She stood, with the length of the garden before her, her eyes slowly wandering over its changing colours, the slow retreat of summer’s rich coverings; the branches appearing from the secret density of summer trees, laid bare by the falling leaves which carpeted the earth beneath in dying russet, yellow, brown. The autumn sunshine shone from an ice-blue sky and lay in shafts of light and shadow upon the drift of leaves in the damp grass, scattered there like vagrant thoughts.

The age-old mystery of the seasons gripped her, the magic of changing colours, the thought of bracken turning brown and golden on hillsides, and the blood-red trails of berries tangling the hedgerows, . . . the enchanted autumn.

•      •      •      •      •

Eve returned from her ride unusually early for her, since time was of very little importance in her vision of existence. She had kept away from the direction of Little Creddleton, vowing to herself that not until the afternoon would she embark upon another move in this interesting, absorbing game of human chess.

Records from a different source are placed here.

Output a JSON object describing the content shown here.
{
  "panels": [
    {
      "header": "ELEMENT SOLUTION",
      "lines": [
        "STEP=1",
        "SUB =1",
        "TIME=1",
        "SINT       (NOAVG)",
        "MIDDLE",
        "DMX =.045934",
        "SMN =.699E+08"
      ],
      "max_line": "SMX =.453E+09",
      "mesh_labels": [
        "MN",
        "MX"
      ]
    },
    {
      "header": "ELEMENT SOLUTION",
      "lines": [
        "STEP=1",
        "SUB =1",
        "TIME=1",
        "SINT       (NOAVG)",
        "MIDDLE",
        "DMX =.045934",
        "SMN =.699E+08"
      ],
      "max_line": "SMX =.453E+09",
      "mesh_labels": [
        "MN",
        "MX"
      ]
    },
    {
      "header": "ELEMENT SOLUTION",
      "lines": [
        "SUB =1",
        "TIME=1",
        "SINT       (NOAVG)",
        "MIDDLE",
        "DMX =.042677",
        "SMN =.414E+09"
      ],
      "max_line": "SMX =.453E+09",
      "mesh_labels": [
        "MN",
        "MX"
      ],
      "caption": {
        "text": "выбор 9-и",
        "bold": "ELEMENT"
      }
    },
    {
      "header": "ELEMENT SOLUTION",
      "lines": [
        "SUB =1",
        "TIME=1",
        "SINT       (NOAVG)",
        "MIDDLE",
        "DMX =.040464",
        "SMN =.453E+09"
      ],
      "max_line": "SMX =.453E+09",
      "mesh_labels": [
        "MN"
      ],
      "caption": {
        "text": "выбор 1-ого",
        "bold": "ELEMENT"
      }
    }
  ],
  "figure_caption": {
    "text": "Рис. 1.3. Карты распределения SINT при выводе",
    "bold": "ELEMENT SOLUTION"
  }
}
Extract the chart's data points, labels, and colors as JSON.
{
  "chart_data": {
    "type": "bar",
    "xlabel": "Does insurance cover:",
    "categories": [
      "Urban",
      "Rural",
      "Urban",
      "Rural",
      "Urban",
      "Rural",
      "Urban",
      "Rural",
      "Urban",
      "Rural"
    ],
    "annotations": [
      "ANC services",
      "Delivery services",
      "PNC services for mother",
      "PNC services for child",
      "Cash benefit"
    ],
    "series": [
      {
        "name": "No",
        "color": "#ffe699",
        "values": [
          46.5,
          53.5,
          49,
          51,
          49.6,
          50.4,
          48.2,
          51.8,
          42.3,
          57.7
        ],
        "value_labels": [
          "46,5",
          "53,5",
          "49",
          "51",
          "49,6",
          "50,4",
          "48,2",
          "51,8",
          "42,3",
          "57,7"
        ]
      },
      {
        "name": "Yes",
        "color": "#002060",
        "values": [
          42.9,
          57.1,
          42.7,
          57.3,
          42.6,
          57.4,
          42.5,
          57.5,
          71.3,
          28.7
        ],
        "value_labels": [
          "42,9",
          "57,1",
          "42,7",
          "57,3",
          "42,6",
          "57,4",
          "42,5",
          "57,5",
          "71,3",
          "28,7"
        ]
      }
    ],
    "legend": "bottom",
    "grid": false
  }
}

As she swung through the hall, her riding-crop in her hand, humming a tune under her breath, the shrill of the telephone bell made her stop short. She turned and picked UP the microphone from the carved oak table upon which it stood, and bent her golden head as she listened to the voice at the other end.

“Is that Five Gables?”

“Yes. Who is it speaking?”

“It’s Betty Lawrence here, speaking from London. Could I possibly have a word with my sister?”

“Oh, rather. I’ll fetch her, if you’ll wait a moment.”

The young voice at the other end hurried on before Eve could put down the receiver.

“I hoped to have found her still in London,” said Betty Lawrence, agitatedly. “I went to your flat—for that is Miss Jarvis speaking, isn’t it?”

“Yes.”

“As a matter of fact, I’m rather in a difficulty. You see—I may confess to you, mayn’t I?—I’ve run away from home. I’ve given up my job and come to London, but I hoped so much to find a friend here, and she’s gone away. Then I went to your flat but it was shut up, and they told me you and Hester had gone down to Five Gables. So I didn’t know quite what to do and rang you up. You don’t mind, do you?”

Eve frowned. The child was alone in London, for Eve vaguely remembered Betty as a much younger sister of her secretary’s. On the impulse of the moment, she made exactly the suggestion for which Betty had been eagerly angling.

“If you are alone in Town, you’d better come down here. Then you can see Hester and make plans. Rather foolish of you to run away from home, isn’t it? And give up a perfectly good job?”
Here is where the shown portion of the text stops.